If you read even remotely close to this far, I hope this was helpful to see how a real example was constructed and a little bit about the day-in-the-life discussion that took place. As a closing note, I would add that whether or not there is a “QA Team” the above activities involved a product analyst, a developer, and a tester. They were acting with a goal in mind, which was to produce a shared notion of quality about a particular feature. As such, they were most certainly engaging in a quality assurance function.
Thanks for providing such a detailed real life example, much more useful to read than the contrived ones that I’ve read elsewhere
Notice how when you are “backporting” specifications for feature due to a bug or because you wish to use start writing specs for “new” features, you stumble accross hidden and implicit requirements.
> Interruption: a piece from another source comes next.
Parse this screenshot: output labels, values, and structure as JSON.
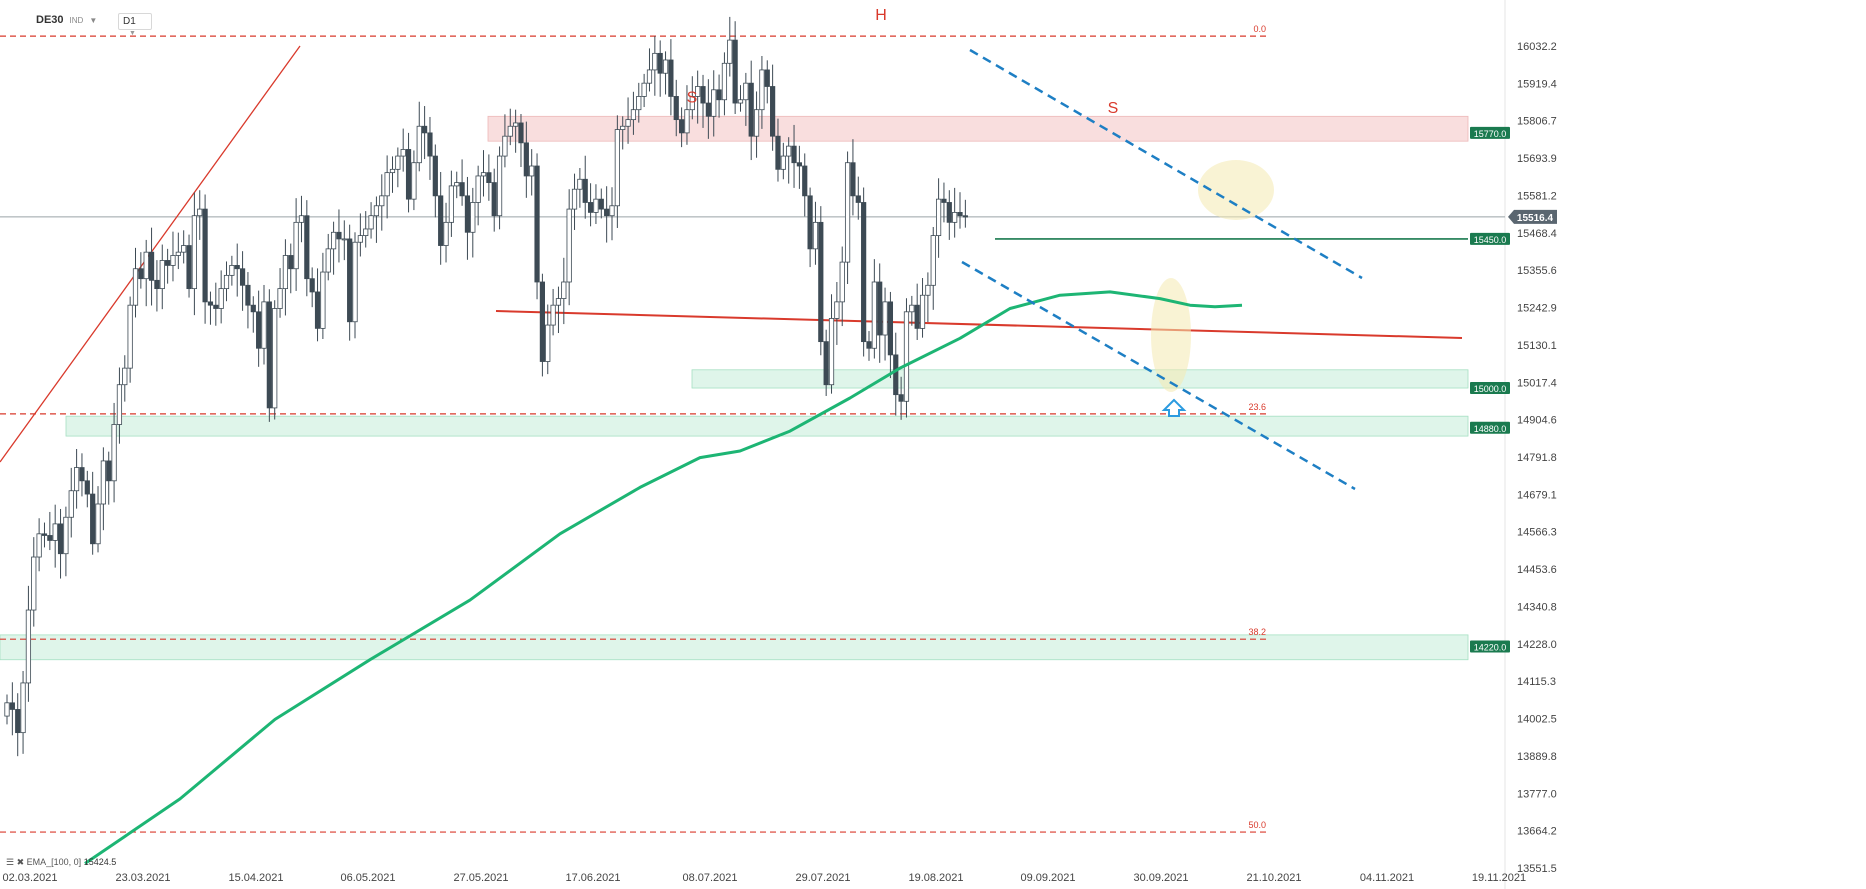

In your examples above, no one was sure whether “built-in” or custom resoruces mattered. So there may in fact be a hiddin requirement floating around out there, but since it was never documented, no one knows for sure.
This is always an added expense to writing specifications after a product has released and become mature. When you write new features, or are fixing one representation of a bug, you have to re-do the work to understand any hidding/implicit specifications that have never been captured.
I agree. The “backporting” aspect is refining the specification in this case, which of course is something you will probably do even if this was a new feature specification you were writing.
As far as the hidden requirement, I agree. So when our discussion took place we had to decide whether or not the nature of a built-in or a custom resource would have an impact on the particular scenario we had. It was decided that the observables should be the same: meaning, for the stated requirements, the same observable should apply whether or not the resources were custom or built-in. We chose to break that out as two scenarios but, arguably, we really could have just said “for any resources” or something along those lines.
I agree with the danger of trying to do this stuff after the fact. To at least try to mitigate that somewhat, what we did with this one is write the specification as if the feature was newly introduced. Because in both cases we were asking the same thing: “How should it behave?” Going with the guidelines, we also kept asking the questions about the full context and the removal of incidentals. As an example, someone did bring up “Oh, what about resources that are pinned vs. unpinned?” (Pinning a resource, in our context, means that the settings of the resource will not change at all, even if actions are taken that should change it.)
So this required we had people on hand who understood the issue we were working with, meaning (at least) a tester, a product analyst, and a developer. Even that, however, does not guarantee that we fail to miss something that we should be considering. However, that issue with “backporting” can actually occur even when starting fresh because people can still not take into account the variables that affect the context or the action. With my example, even if this was a brand new feature we were writing “acceptance test first”, it would still require someone bringing up the idea of built-in resources vs. custom resources and then someone determining if those should matter.
That’s why I’m trying to come up with guidelines that serve as heuristics regardless of which “direction” you are going, so to speak. Time will tell if I’m barking up the wrong tree here.